Da der Vater mich aber gewahrete, hub er an:

‚Mein armes Kindelein, Dir geschah am wehesten.‘

Und wieder ward es gar still. Dann rasselte die Schelle an der Hausthür, und der Sterbende richtete sich mühsamlich empor:

‚Er kommt anitzt – er kommt reuig zurücke! Schaffet Platz für ihn!‘

Da sich aber ungestüm die Thür aufthat, war es Walther, welcher sich weinend neben mich warf und des Vaters Knie umfaßte – und wiederum nach einer Weile, da schlug unseres Vaters Herze nicht mehr.

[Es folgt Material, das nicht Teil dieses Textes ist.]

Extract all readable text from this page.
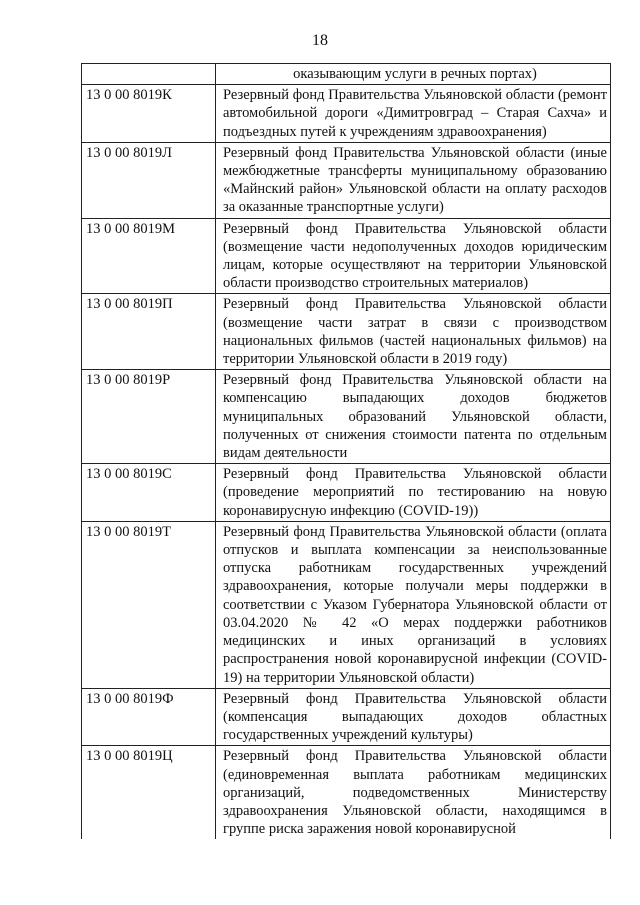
18
	оказывающим услуги в речных портах)
13 0 00 8019К	Резервный фонд Правительства Ульяновской области (ремонт автомобильной дороги «Димитровград – Старая Сахча» и подъездных путей к учреждениям здравоохранения)
13 0 00 8019Л	Резервный фонд Правительства Ульяновской области (иные межбюджетные трансферты муниципальному образованию «Майнский район» Ульяновской области на оплату расходов за оказанные транспортные услуги)
13 0 00 8019М	Резервный фонд Правительства Ульяновской области (возмещение части недополученных доходов юридическим лицам, которые осуществляют на территории Ульяновской области производство строительных материалов)
13 0 00 8019П	Резервный фонд Правительства Ульяновской области (возмещение части затрат в связи с производством национальных фильмов (частей национальных фильмов) на территории Ульяновской области в 2019 году)
13 0 00 8019Р	Резервный фонд Правительства Ульяновской области на компенсацию выпадающих доходов бюджетов муниципальных образований Ульяновской области, полученных от снижения стоимости патента по отдельным видам деятельности
13 0 00 8019С	Резервный фонд Правительства Ульяновской области (проведение мероприятий по тестированию на новую коронавирусную инфекцию (COVID-19))
13 0 00 8019Т	Резервный фонд Правительства Ульяновской области (оплата отпусков и выплата компенсации за неиспользованные отпуска работникам государственных учреждений здравоохранения, которые получали меры поддержки в соответствии с Указом Губернатора Ульяновской области от 03.04.2020 № 42 «О мерах поддержки работников медицинских и иных организаций в условиях распространения новой коронавирусной инфекции (COVID-19) на территории Ульяновской области)
13 0 00 8019Ф	Резервный фонд Правительства Ульяновской области (компенсация выпадающих доходов областных государственных учреждений культуры)
13 0 00 8019Ц	Резервный фонд Правительства Ульяновской области (единовременная выплата работникам медицинских организаций, подведомственных Министерству здравоохранения Ульяновской области, находящимся в группе риска заражения новой коронавирусной
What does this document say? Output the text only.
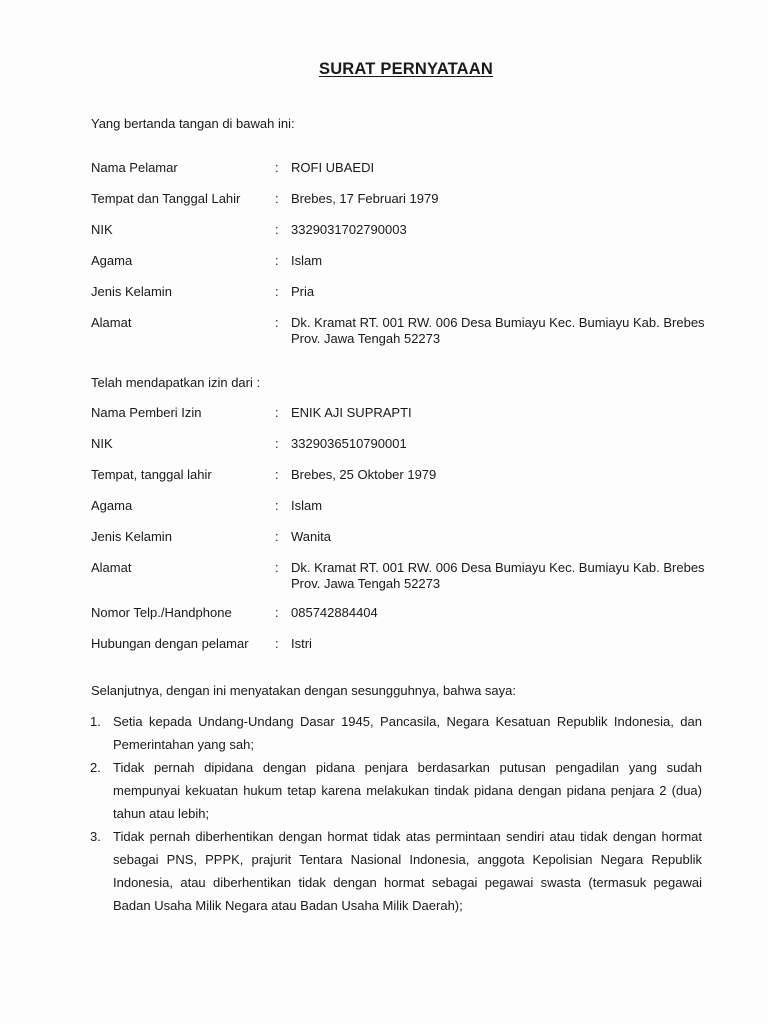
SURAT PERNYATAAN
Yang bertanda tangan di bawah ini:
Nama Pelamar	: ROFI UBAEDI
Tempat dan Tanggal Lahir	: Brebes, 17 Februari 1979
NIK	: 3329031702790003
Agama	: Islam
Jenis Kelamin	: Pria
Alamat	: Dk. Kramat RT. 001 RW. 006 Desa Bumiayu Kec. Bumiayu Kab. Brebes Prov. Jawa Tengah 52273
Telah mendapatkan izin dari :
Nama Pemberi Izin	: ENIK AJI SUPRAPTI
NIK	: 3329036510790001
Tempat, tanggal lahir	: Brebes, 25 Oktober 1979
Agama	: Islam
Jenis Kelamin	: Wanita
Alamat	: Dk. Kramat RT. 001 RW. 006 Desa Bumiayu Kec. Bumiayu Kab. Brebes Prov. Jawa Tengah 52273
Nomor Telp./Handphone	: 085742884404
Hubungan dengan pelamar : Istri
Selanjutnya, dengan ini menyatakan dengan sesungguhnya, bahwa saya:
1. Setia kepada Undang-Undang Dasar 1945, Pancasila, Negara Kesatuan Republik Indonesia, dan Pemerintahan yang sah;
2. Tidak pernah dipidana dengan pidana penjara berdasarkan putusan pengadilan yang sudah mempunyai kekuatan hukum tetap karena melakukan tindak pidana dengan pidana penjara 2 (dua) tahun atau lebih;
3. Tidak pernah diberhentikan dengan hormat tidak atas permintaan sendiri atau tidak dengan hormat sebagai PNS, PPPK, prajurit Tentara Nasional Indonesia, anggota Kepolisian Negara Republik Indonesia, atau diberhentikan tidak dengan hormat sebagai pegawai swasta (termasuk pegawai Badan Usaha Milik Negara atau Badan Usaha Milik Daerah);
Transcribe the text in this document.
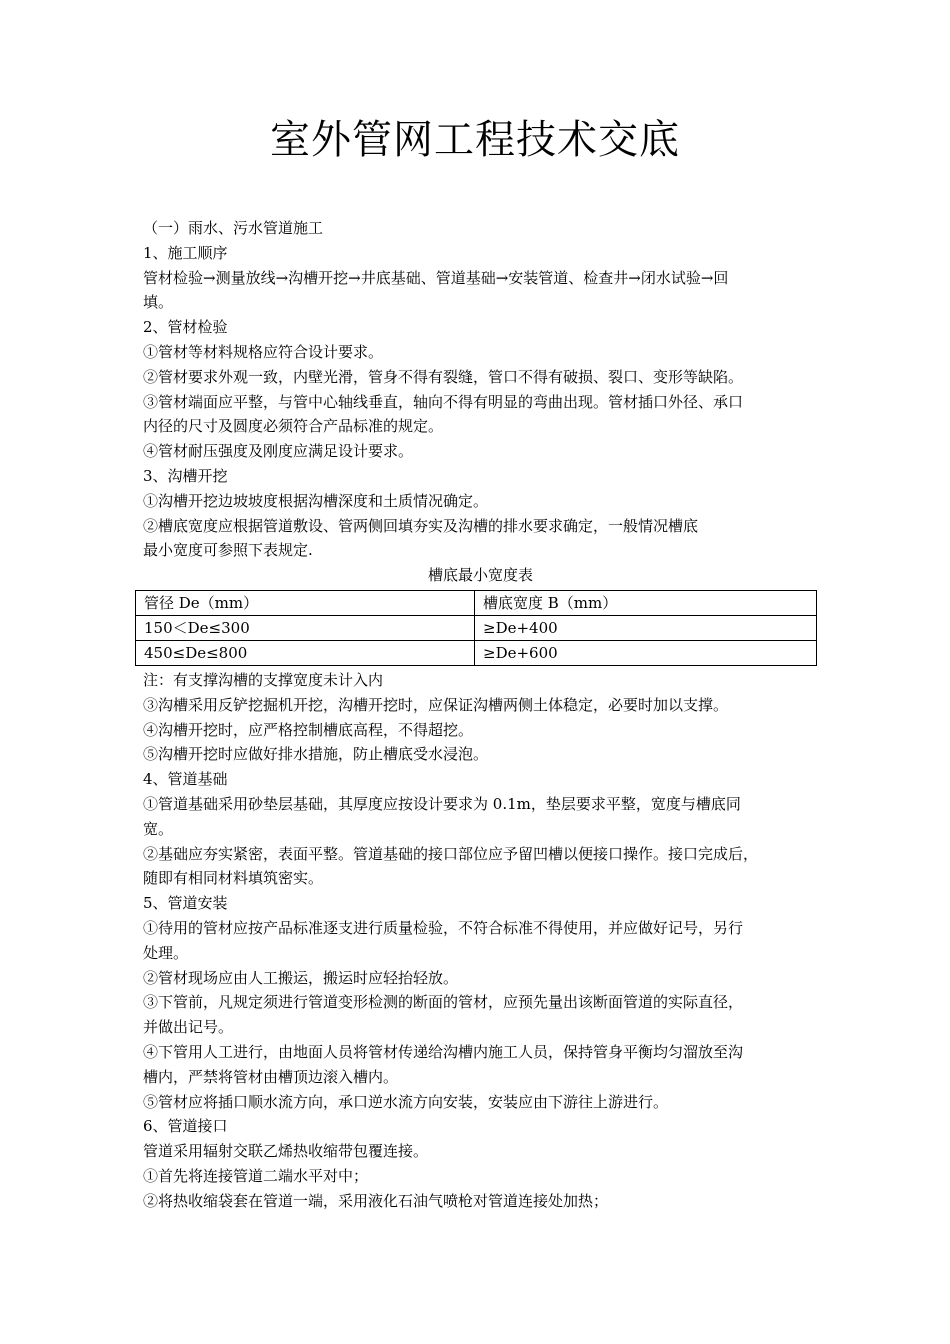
室外管网工程技术交底

（一）雨水、污水管道施工

1、施工顺序

管材检验→测量放线→沟槽开挖→井底基础、管道基础→安装管道、检查井→闭水试验→回

填。

2、管材检验

①管材等材料规格应符合设计要求。

②管材要求外观一致，内壁光滑，管身不得有裂缝，管口不得有破损、裂口、变形等缺陷。

③管材端面应平整，与管中心轴线垂直，轴向不得有明显的弯曲出现。管材插口外径、承口

内径的尺寸及圆度必须符合产品标准的规定。

④管材耐压强度及刚度应满足设计要求。

3、沟槽开挖

①沟槽开挖边坡坡度根据沟槽深度和土质情况确定。

②槽底宽度应根据管道敷设、管两侧回填夯实及沟槽的排水要求确定，一般情况槽底

最小宽度可参照下表规定.

槽底最小宽度表

管径 De（mm）	槽底宽度 B（mm）
150＜De≤300	≥De+400
450≤De≤800	≥De+600

注：有支撑沟槽的支撑宽度未计入内

③沟槽采用反铲挖掘机开挖，沟槽开挖时，应保证沟槽两侧土体稳定，必要时加以支撑。

④沟槽开挖时，应严格控制槽底高程，不得超挖。

⑤沟槽开挖时应做好排水措施，防止槽底受水浸泡。

4、管道基础

①管道基础采用砂垫层基础，其厚度应按设计要求为 0.1m，垫层要求平整，宽度与槽底同

宽。

②基础应夯实紧密，表面平整。管道基础的接口部位应予留凹槽以便接口操作。接口完成后，

随即有相同材料填筑密实。

5、管道安装

①待用的管材应按产品标准逐支进行质量检验，不符合标准不得使用，并应做好记号，另行

处理。

②管材现场应由人工搬运，搬运时应轻抬轻放。

③下管前，凡规定须进行管道变形检测的断面的管材，应预先量出该断面管道的实际直径，

并做出记号。

④下管用人工进行，由地面人员将管材传递给沟槽内施工人员，保持管身平衡均匀溜放至沟

槽内，严禁将管材由槽顶边滚入槽内。

⑤管材应将插口顺水流方向，承口逆水流方向安装，安装应由下游往上游进行。

6、管道接口

管道采用辐射交联乙烯热收缩带包覆连接。

①首先将连接管道二端水平对中；

②将热收缩袋套在管道一端，采用液化石油气喷枪对管道连接处加热；
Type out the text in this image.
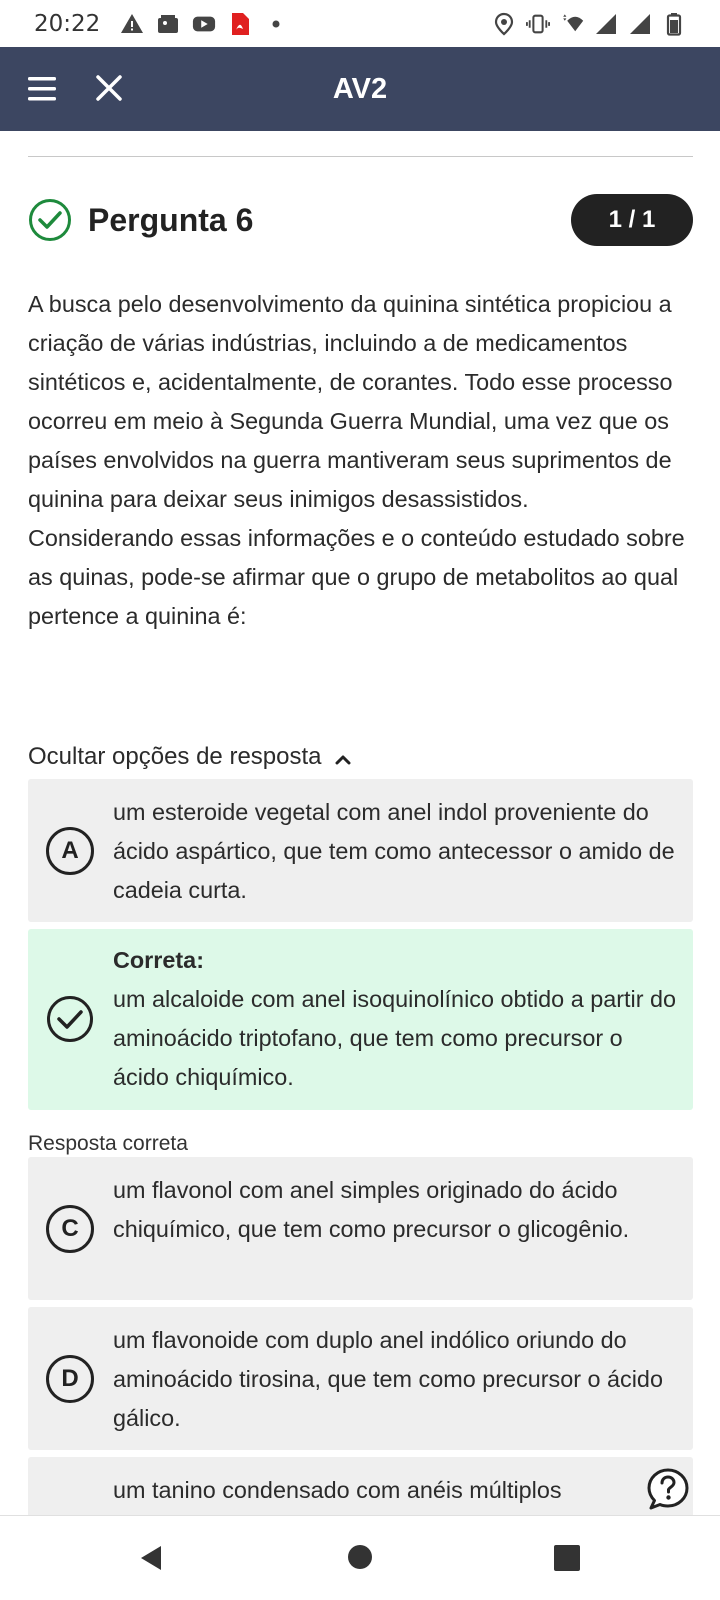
20:22
AV2
Pergunta 6	1 / 1

A busca pelo desenvolvimento da quinina sintética propiciou a criação de várias indústrias, incluindo a de medicamentos sintéticos e, acidentalmente, de corantes. Todo esse processo ocorreu em meio à Segunda Guerra Mundial, uma vez que os países envolvidos na guerra mantiveram seus suprimentos de quinina para deixar seus inimigos desassistidos.

Considerando essas informações e o conteúdo estudado sobre as quinas, pode-se afirmar que o grupo de metabolitos ao qual pertence a quinina é:

Ocultar opções de resposta
A
um esteroide vegetal com anel indol proveniente do ácido aspártico, que tem como antecessor o amido de cadeia curta.
Correta:
um alcaloide com anel isoquinolínico obtido a partir do aminoácido triptofano, que tem como precursor o ácido chiquímico.
Resposta correta
C
um flavonol com anel simples originado do ácido chiquímico, que tem como precursor o glicogênio.
D
um flavonoide com duplo anel indólico oriundo do aminoácido tirosina, que tem como precursor o ácido gálico.
um tanino condensado com anéis múltiplos
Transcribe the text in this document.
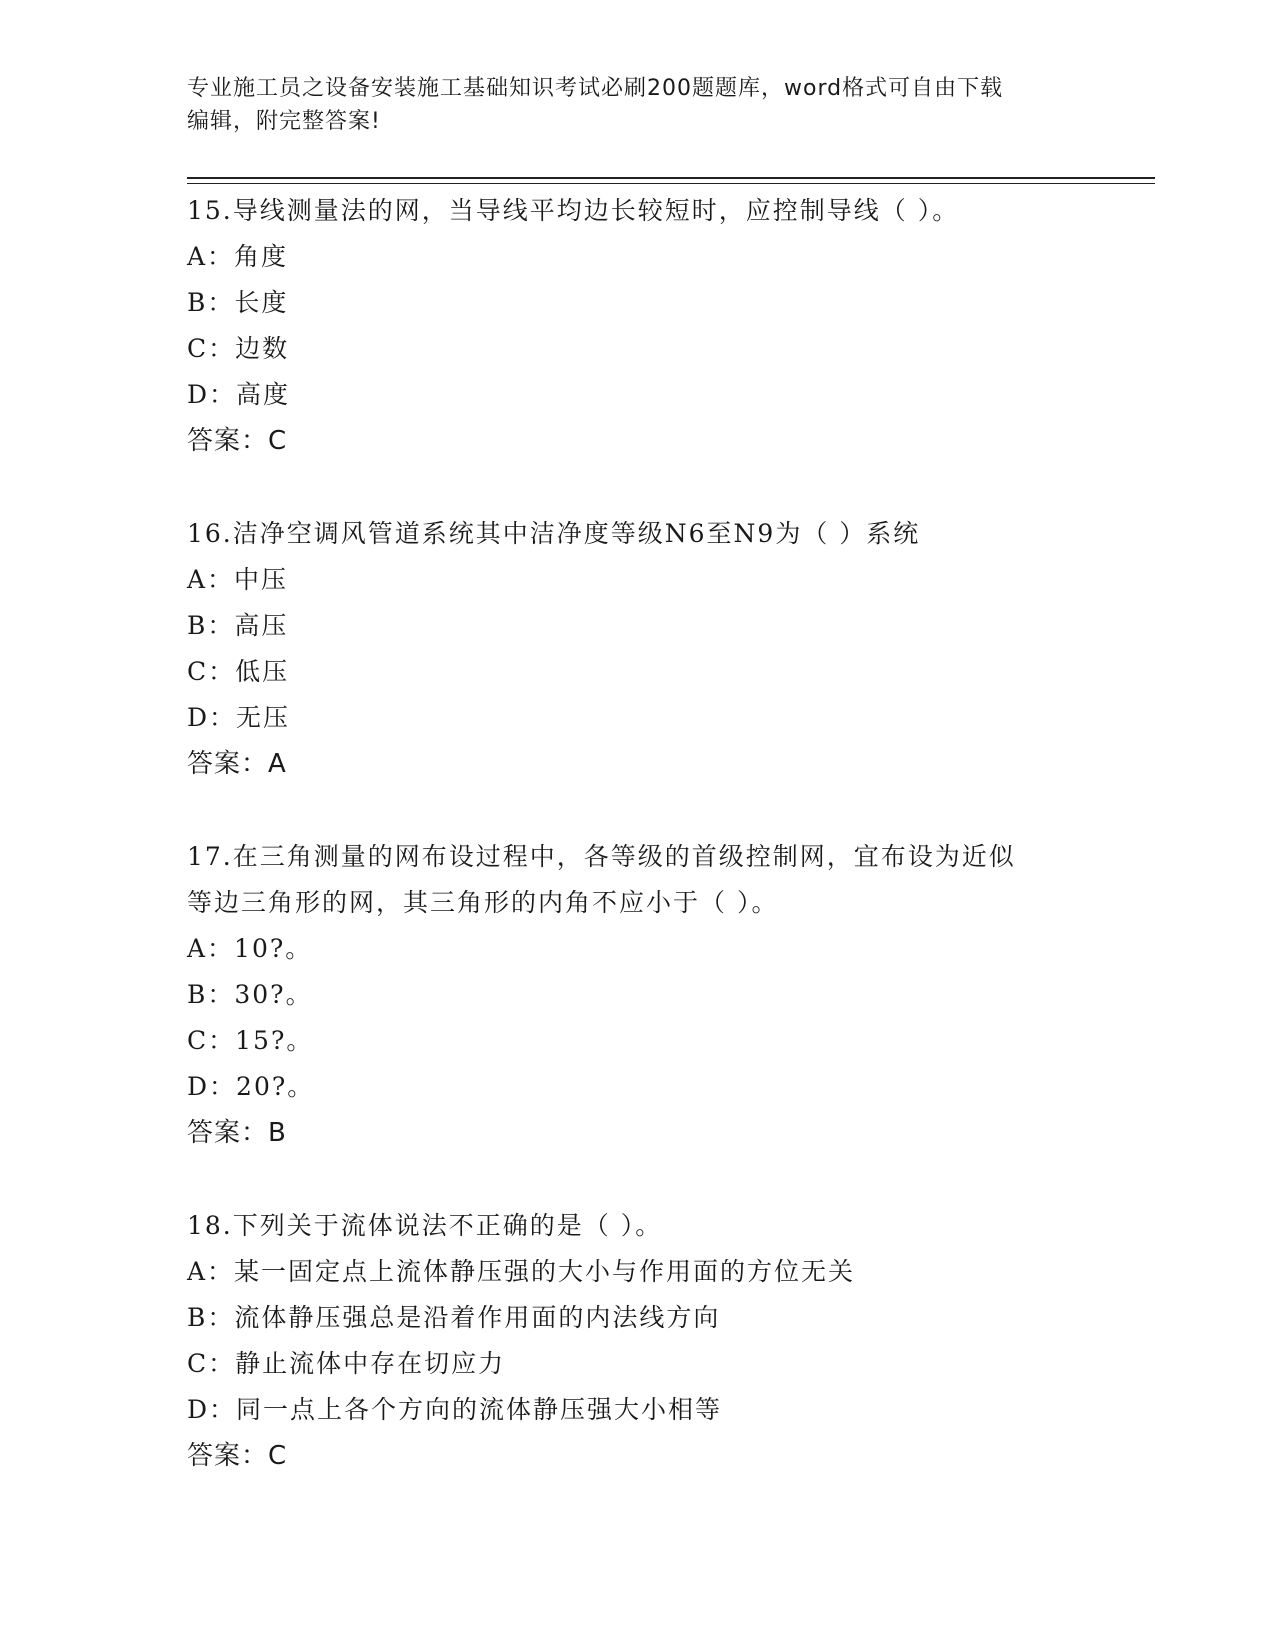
专业施工员之设备安装施工基础知识考试必刷200题题库，word格式可自由下载
编辑，附完整答案!
15.导线测量法的网，当导线平均边长较短时，应控制导线（ ）。
A：角度
B：长度
C：边数
D：高度
答案：C
16.洁净空调风管道系统其中洁净度等级N6至N9为（ ）系统
A：中压
B：高压
C：低压
D：无压
答案：A
17.在三角测量的网布设过程中，各等级的首级控制网，宜布设为近似
等边三角形的网，其三角形的内角不应小于（ ）。
A：10?。
B：30?。
C：15?。
D：20?。
答案：B
18.下列关于流体说法不正确的是（ ）。
A：某一固定点上流体静压强的大小与作用面的方位无关
B：流体静压强总是沿着作用面的内法线方向
C：静止流体中存在切应力
D：同一点上各个方向的流体静压强大小相等
答案：C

Draußen aber läuteten die Glocken zum drittenmale, und gar mächtiglich strömete das Volk zur Kirchen, um den Conradus alldort zu hören. Da stund die Base fein leise auf von ihrem Sesselein im Sterbezimmer und ging und verhängete die Fenster und that den Nachtriegel vorschieben an der Hauspfordten, dahinein Schande und Unehre geschlüpfet waren und mit ihnen im gar schweren Geleit der Tod. Und als der Vater war aufgebahret, saß ich in meinem Kämmerlein, davor sich die Linde wieget im Sonnenlicht; beten wollt’ ich – beten. Aber so oft ich auch anhub zu sprechen, stetiglich kam mir das Liedlein auf die Lippen, das Liedlein von Schuld und Sünde: ‚Es stund eine Lind in der Maiennacht –‘


Lange Jahre sind nunmehro dahin geflossen, als wie ein schwerer Traum. Ich war ganz still worden, that allzeit meine Schuldigkeit mit Spinnen und Nähen am Siechbette der Mutter – denn die war krank blieben seit jenem Tag der Schreckniß.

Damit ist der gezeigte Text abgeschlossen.